Johnston Iain G, Diaz-Uriarte Ramon
Department of Mathematics, University of Bergen, Realfagbygget, Bergen 5007, Norway.
Computational Biology Unit, University of Bergen, Thormøhlensgate 55, Bergen 5008, Norway.
Bioinformatics. 2024 Dec 26;41(1). doi: 10.1093/bioinformatics/btae737.

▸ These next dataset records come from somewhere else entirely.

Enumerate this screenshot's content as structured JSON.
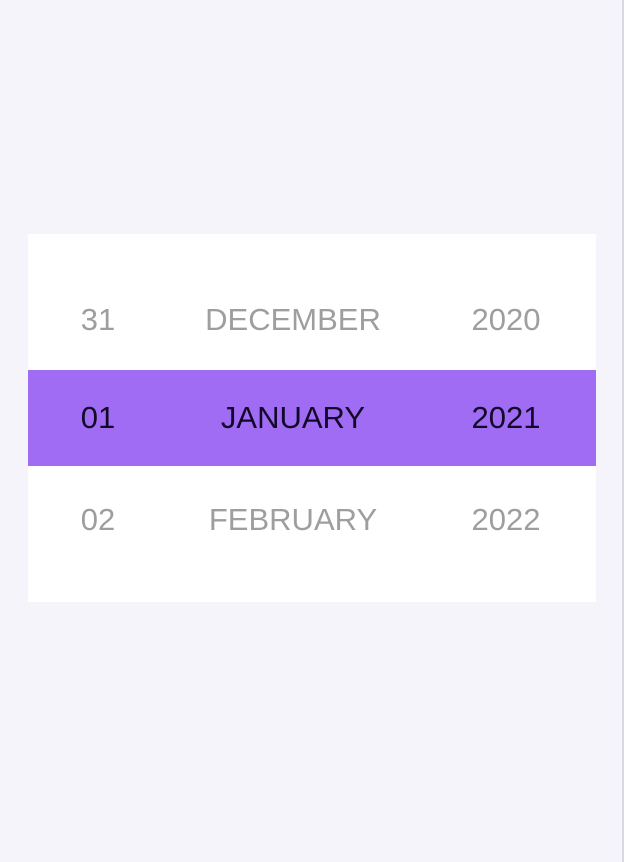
{
  "picker": {
    "rows": [
      {
        "day": "31",
        "month": "DECEMBER",
        "year": "2020"
      },
      {
        "day": "01",
        "month": "JANUARY",
        "year": "2021"
      },
      {
        "day": "02",
        "month": "FEBRUARY",
        "year": "2022"
      }
    ],
    "selected": {
      "day": "01",
      "month": "JANUARY",
      "year": "2021"
    }
  },
  "colors": {
    "background": "#f5f4fb",
    "panel": "#ffffff",
    "selection": "#a06cf4",
    "unselected_text": "#9e9e9e",
    "selected_text": "#12082a"
  }
}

Accumulation models, where a system progressively acquires binary features over time, are common in the study of cancer progression, evolutionary biology, and other fields. Many approaches have been developed to infer the accumulation pathways by which features (e.g. mutations) are acquired over time. However, most of these approaches do not support reversibility: the loss of a feature once it has been acquired (e.g. the clearing of a mutation from a tumor or population).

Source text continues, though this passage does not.